- Born: Ramgen Jose Magsaysay Bautista February 12, 1988 Pasay, Philippines
- Died: October 29, 2011 (aged 23) Parañaque, Philippines
- Cause of death: Murder
- Resting place: Angelus Eternal Garden, Imus, Cavite
- Other names: Ramboy Revilla, Ramgen Revilla
- Occupations: Matinee idol, actor, model
- Years active: 2004–2011
- Parents: Jose Bautista; Genelyn Magsaysay;
- Website: ramrevilla.net

= Ram Revilla =

Filipino actor (1988–2011)

Ram Revilla (/tl/; February 12, 1988 – October 29, 2011), born Ramgen Jose Magsaysay Bautista and also known as Ramgen Revilla, was a Filipino actor best known for his roles in various Filipino television series including his role as Jeff Gatdula in Tonyong Bayawak. Revilla was murdered on October 28, 2011. He was declared dead on arrival at the Parañaque Medical Center after being shot and stabbed at his home. There is no clear evidence of who killed him.

== Personal life ==
Revilla was born in Pasay to actor and former Philippine Senator Jose A. Bautista (Ramon Revilla, Sr.) and Genelyn Magsaysay.
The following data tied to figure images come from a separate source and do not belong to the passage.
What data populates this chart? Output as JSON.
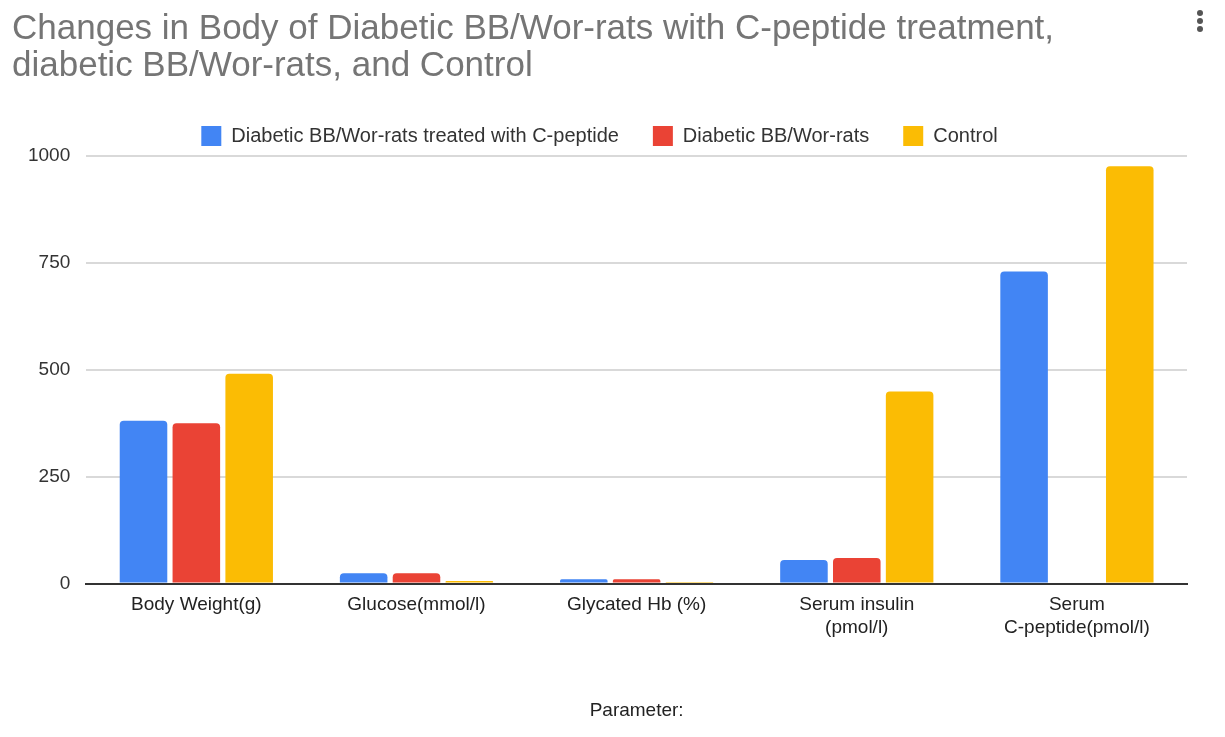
{
  "chart_data": {
    "type": "bar",
    "title": "Changes in Body of Diabetic BB/Wor-rats with C-peptide treatment, diabetic BB/Wor-rats, and Control",
    "xlabel": "Parameter:",
    "categories": [
      "Body Weight(g)",
      "Glucose(mmol/l)",
      "Glycated Hb (%)",
      "Serum insulin (pmol/l)",
      "Serum C-peptide(pmol/l)"
    ],
    "series": [
      {
        "name": "Diabetic BB/Wor-rats treated with C-peptide",
        "color": "#4285f4",
        "values": [
          381,
          24,
          10,
          55,
          730
        ]
      },
      {
        "name": "Diabetic BB/Wor-rats",
        "color": "#ea4335",
        "values": [
          375,
          24,
          10,
          60,
          null
        ]
      },
      {
        "name": "Control",
        "color": "#fbbc04",
        "values": [
          491,
          6,
          4,
          449,
          976
        ]
      }
    ],
    "ylim": [
      0,
      1000
    ],
    "yticks": [
      0,
      250,
      500,
      750,
      1000
    ],
    "grid": "y",
    "legend": "top"
  }
}
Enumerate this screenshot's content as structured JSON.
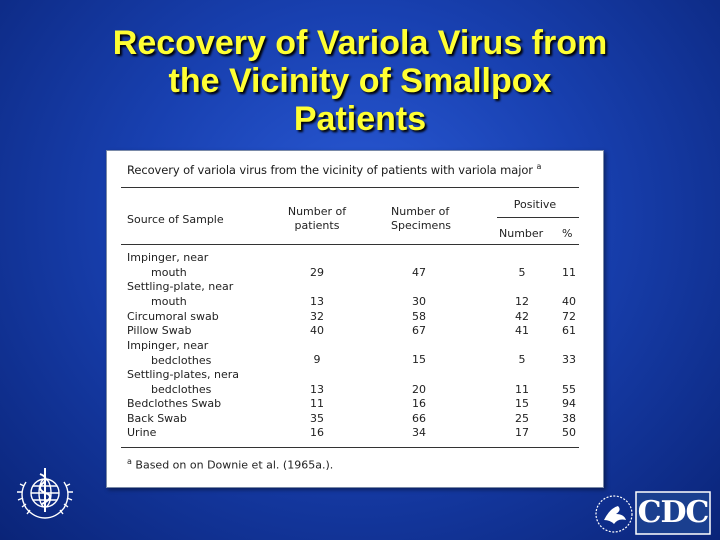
{
  "slide": {
    "title_line1": "Recovery of Variola Virus from",
    "title_line2": "the Vicinity of Smallpox",
    "title_line3": "Patients"
  },
  "table": {
    "title": "Recovery of variola virus from the vicinity of patients with variola major",
    "title_sup": "a",
    "headers": {
      "source": "Source of Sample",
      "patients_l1": "Number of",
      "patients_l2": "patients",
      "specimens_l1": "Number of",
      "specimens_l2": "Specimens",
      "positive": "Positive",
      "number": "Number",
      "percent": "%"
    },
    "rows": [
      {
        "source_l1": "Impinger, near",
        "source_l2": "mouth",
        "patients": "29",
        "specimens": "47",
        "number": "5",
        "percent": "11"
      },
      {
        "source_l1": "Settling-plate, near",
        "source_l2": "mouth",
        "patients": "13",
        "specimens": "30",
        "number": "12",
        "percent": "40"
      },
      {
        "source_l1": "Circumoral swab",
        "patients": "32",
        "specimens": "58",
        "number": "42",
        "percent": "72"
      },
      {
        "source_l1": "Pillow Swab",
        "patients": "40",
        "specimens": "67",
        "number": "41",
        "percent": "61"
      },
      {
        "source_l1": "Impinger, near",
        "source_l2": "bedclothes",
        "patients": "9",
        "specimens": "15",
        "number": "5",
        "percent": "33"
      },
      {
        "source_l1": "Settling-plates, nera",
        "source_l2": "bedclothes",
        "patients": "13",
        "specimens": "20",
        "number": "11",
        "percent": "55"
      },
      {
        "source_l1": "Bedclothes Swab",
        "patients": "11",
        "specimens": "16",
        "number": "15",
        "percent": "94"
      },
      {
        "source_l1": "Back Swab",
        "patients": "35",
        "specimens": "66",
        "number": "25",
        "percent": "38"
      },
      {
        "source_l1": "Urine",
        "patients": "16",
        "specimens": "34",
        "number": "17",
        "percent": "50"
      }
    ],
    "footnote_sup": "a",
    "footnote": "Based on on Downie et al. (1965a.)."
  },
  "logos": {
    "cdc_text": "CDC"
  },
  "colors": {
    "title": "#ffff33",
    "background": "#1840b0",
    "cdc_blue": "#1a3f8f"
  }
}
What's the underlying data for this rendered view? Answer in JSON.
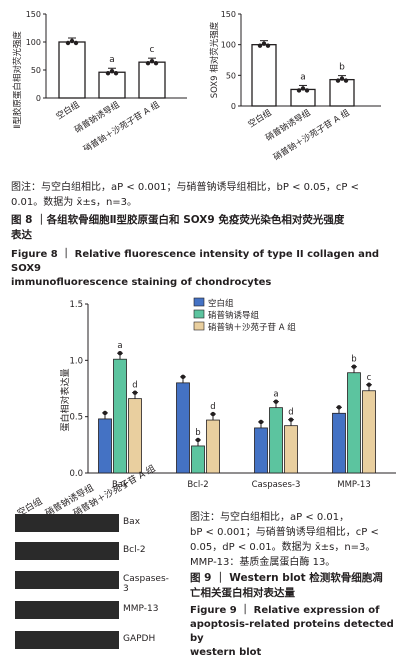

His name "Ramgen" is derived from the first names of his father and mother, Ramon and Genelyn. He grew up in Imus, Cavite. He is one of nine children of Revilla, Sr. to Magsaysay and also a half-brother of actor and Philippine Senator Ramon "Bong" Revilla, Jr. He followed his father's and brother's footsteps, landing roles on television when he was just 14 years old.

==Filmography==
===Film===

| Year | Title | Role | Notes |
|---|---|---|---|
| 2004 | Anak Ka ng Tatay Mo | - | First movie appearance |
| 2005 | Exodus: Tales from the Enchanted Kingdom | Tenyente ng Bantayan | Credited as Ramboy Revilla |
| 2007 | Resiklo | Council 3 | Credited as Ramgen Revilla/Last movie appearance |

===Television===

| Year | Title | Role | Note |
|---|---|---|---|
| 2007–08 | Kamandag | Harn | Recurring Role/First TV appearance |
| 2010 | Agimat: Ang Mga Alamat ni Ramon Revilla: Tonyong Bayawak | Jeff Gatdula | Recurring Role/Last TV appearance |

== Death ==
Revilla was murdered by an unidentified assailant in his family residence at BF Homes in Parañaque City on October 28, 2011, with his younger sister Ma. Ramona Belen (Mara) and girlfriend Janelle Manahan present in the crime scene. He sustained 11 stab wounds on his body and a gunshot to the right side of his chest. Manahan suffered two gunshots on her face and shoulder, and Ramona was left uninjured. Citing a police report, Sen. Revilla, brother of the victim, said the gunman shot Ram Revilla with a .45 caliber gun and then stabbed him. Manahan survived the injuries she sustained.

=== Wake and burial ===
October 29, 2011, the first day of Revilla's wake, was attended by members of his family, friends, and fans. President Benigno Aquino III expressed his condolences through the presidential deputy spokesperson Abigail Valte but did not attend the wake. A mass was held in the last night of his wake on November 1, 2011. His remains were buried on November 2, 2011, at the Revilla Mausoleum at Angelus Eternal Garden in Imus, Cavite, with his family and closest friends leading the funeral rites. His sister Ramona was outside the country during the wake and burial.